Node Details
- Name: googlevertexaiEmbeddings
- Type: GoogleVertexAIEmbeddings
- Version: 2.0
- Category: Embeddings
Base Classes
- GoogleVertexAIEmbeddings
- (Additional base classes from GoogleVertexAIEmbeddings)
Parameters
Credential (Optional)
- Type: googleVertexAuth
- Description: Google Vertex AI credential. Not required if using a GCP service like Cloud Run or if default credentials are installed on the local machine.
Inputs
- Model Name:
- Type: Asynchronous options
- Default: “textembedding-gecko@001”
- Load Method: listModels (retrieves available embedding models)
Initialization
The node initializes a GoogleVertexAIEmbeddings instance with the following potential configurations:- Google Application Credential File Path
- Google Application Credential JSON
- Project ID
- Model Name
Usage
This node is typically used in workflows that require text embeddings, such as:- Semantic search
- Text classification
- Clustering
- Recommendation systems
Implementation Details
- The node first retrieves credential data and input parameters.
- It then configures authentication options based on the provided credentials.

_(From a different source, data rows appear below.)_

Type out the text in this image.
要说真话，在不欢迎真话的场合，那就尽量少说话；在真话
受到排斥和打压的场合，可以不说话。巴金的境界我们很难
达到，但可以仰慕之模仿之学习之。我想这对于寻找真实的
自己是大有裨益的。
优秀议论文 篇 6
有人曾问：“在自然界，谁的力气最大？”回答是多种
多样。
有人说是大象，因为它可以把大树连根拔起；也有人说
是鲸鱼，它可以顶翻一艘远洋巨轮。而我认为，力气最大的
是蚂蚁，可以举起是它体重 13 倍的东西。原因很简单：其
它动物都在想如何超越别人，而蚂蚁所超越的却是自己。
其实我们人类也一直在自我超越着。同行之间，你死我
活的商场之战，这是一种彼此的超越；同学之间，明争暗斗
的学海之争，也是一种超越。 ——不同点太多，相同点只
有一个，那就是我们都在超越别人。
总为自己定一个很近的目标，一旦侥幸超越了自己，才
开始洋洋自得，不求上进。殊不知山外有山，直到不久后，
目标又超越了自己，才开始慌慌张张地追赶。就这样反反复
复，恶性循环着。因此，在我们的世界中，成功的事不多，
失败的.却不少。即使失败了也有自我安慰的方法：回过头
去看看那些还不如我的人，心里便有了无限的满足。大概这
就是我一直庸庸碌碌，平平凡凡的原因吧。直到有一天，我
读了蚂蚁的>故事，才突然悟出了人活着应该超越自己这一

- A GoogleVertexAIEmbeddings instance is created with the specified model and authentication options.
- The initialized model is returned, ready to generate embeddings for input text.
Error Handling
The node includes error checks for:- Missing Google Application Credential
- Conflicting credential inputs
Integration
This node is designed to work within a larger system, likely a workflow or pipeline for natural language processing tasks. It can be connected to other nodes that require text embeddings as input.Notes
- The node uses the @langchain/community library for the GoogleVertexAIEmbeddings implementation.
- It supports dynamic loading of available embedding models.
- The node is flexible in terms of authentication, supporting both file-based and JSON-based credentials.